Tessa walked to the sofa and fell into her embrace.
It was a mother’s embrace, cuddling her close, nonjudgmental, with only the desire to comfort and love. Tessa had no more tears, but she filled her heart with that embrace, and she filled her lungs with the scent of freshly baked bread, a hint of chocolate, and a bite of chili pepper.
“You made bread, cannoli, and something Thai,” Tessa guessed.
She laughed, and Tessa heard it deep in her chest as her head
rested on Vivian’s shoulder. “Thai red curry. It didn’t go that well with the pepper parmesan bread.”
“Try rice next time.”
“Rice is boring. And I’m never boring.”
“No, you aren’t.” Tessa sat up, and Vivian also sat up on the sofa, tucking her legs under her so Tessa would have room to sit.
Vivian’s hand reached out to touch Tessa’s cheek. She’d been touched there twice tonight.
“Your eyes are full of pain,” she said to Tessa.
Tessa didn’t respond.
“But there’s also pain at yourself.” Vivian’s gaze penetrated deeper than the surface.
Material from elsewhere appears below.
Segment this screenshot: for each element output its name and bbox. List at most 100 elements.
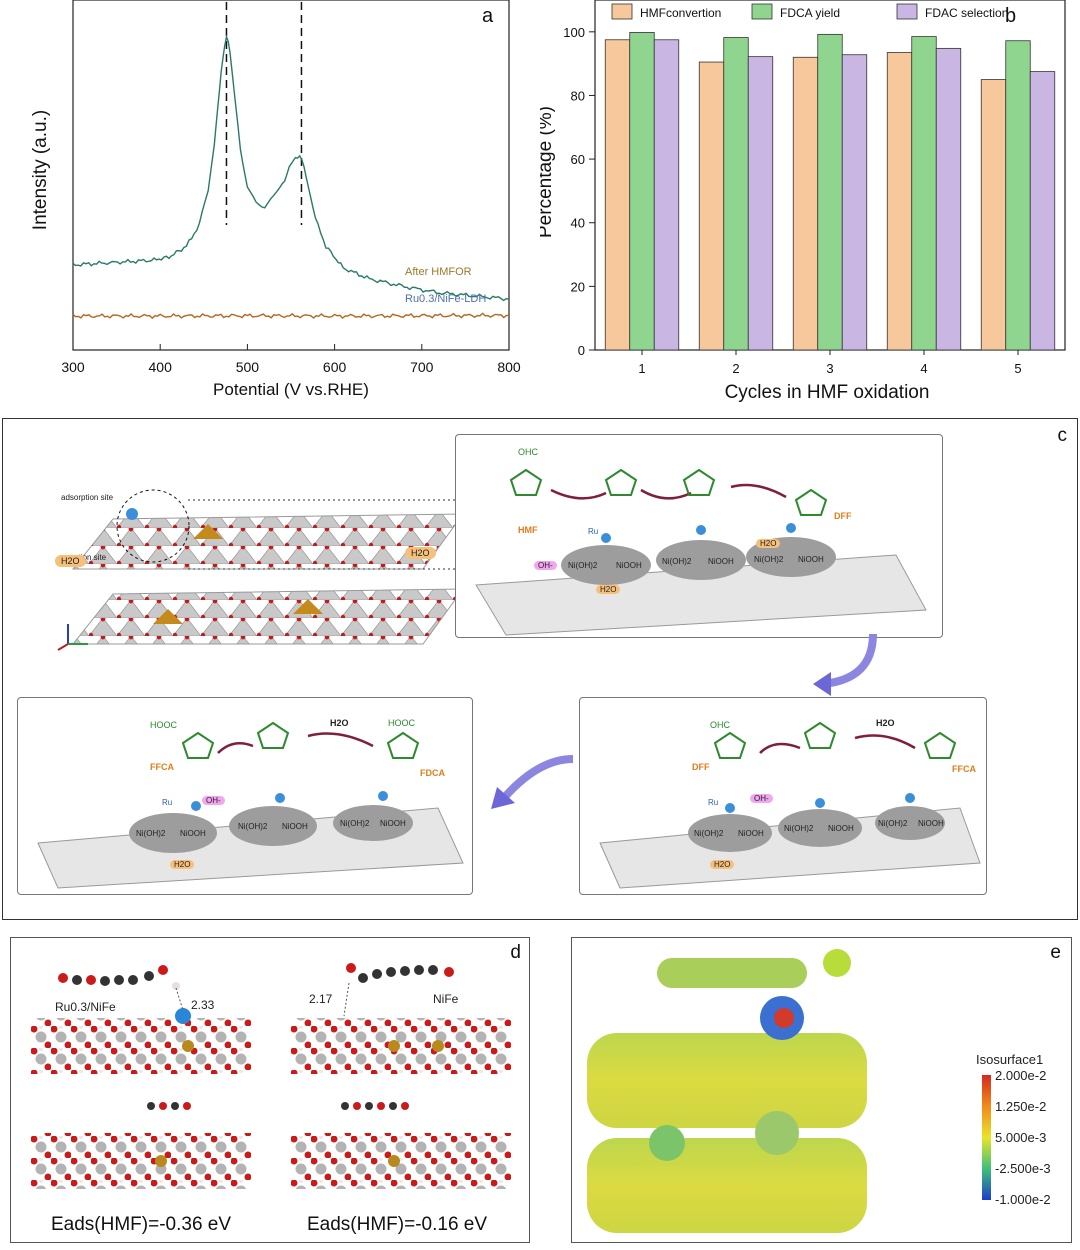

Tessa closed her eyes and savored the feel of Vivian’s fingers, the slight tremble from the two broken ones. “He’s ruthless,” she said into Vivian’s hand.
“Your uncle? You knew that.”
“But I’m ruthless too.”
“No —”
“You can’t tell me I’m not. I almost killed your son tonight.”
She said it to make Vivian drop her hand from her face, but she didn’t. Instead, the fingers cupped her chin, forcing her to open her eyes and look at her. “But you didn’t.”